Spend some time in quiet reflection and ask yourself the following questions: Who are you now in this very moment? How confident are you? What are your areas of strength? How about areas of weakness? Are there aspects about yourself that you’d like to see change for the better? In the answers to those questions are the keys to your self-confidence. The point of self-discovery is to increase self-confidence and create an accurate picture of your best qualities, as well as areas that you could improve upon. Some people like to “reinvent” themselves somewhat after a relationship ends. Even simple changes can have a profound impact on self-acceptance and self-confidence. Perhaps try updating your wardrobe or finally pursue an interest that you’ve always wanted to know more about. Or, on that note, get in touch with activities that you haven’t done for a while that you once enjoyed. This is your life—enjoy it! Create the life you would like to live given the tools that you have.
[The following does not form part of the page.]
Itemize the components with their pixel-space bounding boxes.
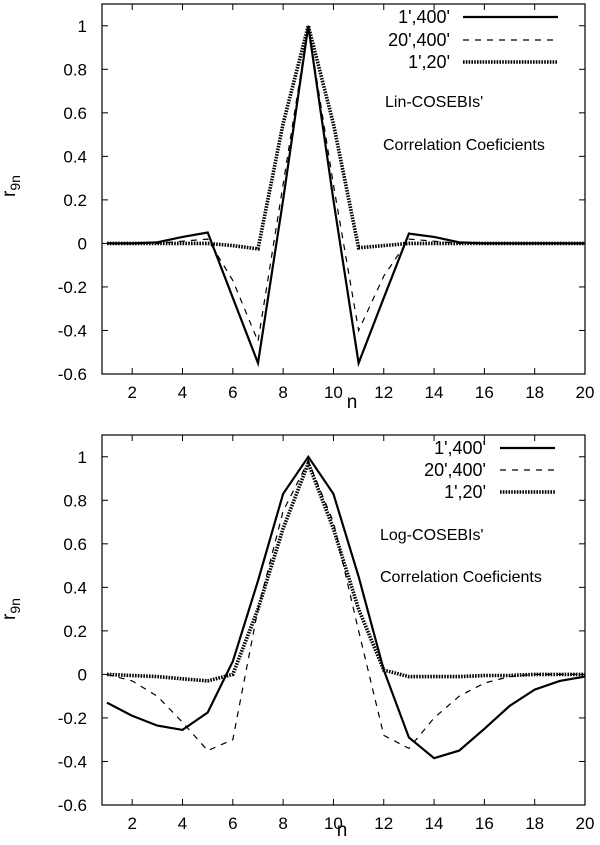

Nervousness can be a tool for success
Now, you mentioned in your letter that you have some nervousness. I want you to know that fear is a normal, adaptive process in our lives. It can drive us to new heights of achievement by amplifying our senses just enough to prod us in to controlled action, such as the nervousness that an athlete or performer experiences at the moments just before doing what they do best—it can keep them on their toes. Or, it can be maladaptive in our lives by keeping us from going after or doing what we suspect would make us very happy in life. Fear of change while being unable to come to terms with parts of our pasts can keep a person with good intentions for success immobilized in his or her life.

In matters of dating and looking for love, it’s perfectly normal to want to avoid suffering rejection or, ultimately, a broken heart, but Josh, I want you to know that a small amount of nervousness when dating again is not only normal, but can help you, just like an athlete, to prod you in to action toward a satisfying outcome. For instance, imagine a scenario in which you’re just about to approach a woman to finally ask her for her phone number or to see if she’d be interested in going out on a date with you. Your nerves are probably heightened, and thoughts might be going through your head such as, “Is now the right time?” or “What if she says no, will it change things for the worst?” At the point that you decide to go for it and approach her, you have decided to take a chance and “see what happens.”

Believe it or not, no matter what the outcome—even if she declines your invitation—you have taken a giant step toward overcoming your fears, so that the next time you find yourself in a similar situation your level of nervousness will be lower because as it’s been said, you’ve “been there, and have done that” before.

Practice brings you closer to your desired outcome It’s not just a cliché: Practice does make perfect! You’ll find that by getting to know many great women, even if they don’t work out, your self-confidence will rise from the interaction of seeing that there is life beyond your past relationship. Whether sending messages through the Internet, talking on the phone or dating in person, try to view each woman you communicate with as an opportunity to not only see which qualities really synch with yours, but also as practice for honing your communication skills with women. (On a side note, you can brush up on your non-verbal communication skills here.)

Josh, all in all you are in a great position to step out in to the new to create a new and exciting life for yourself. The nervousness you are experiencing is perfectly normal, and you are on the right path to self-discovery and meeting quality women. By keeping your fears in perspective by approaching and communicating with women, you will find that each new experience will bring you one step closer to what you’re looking for.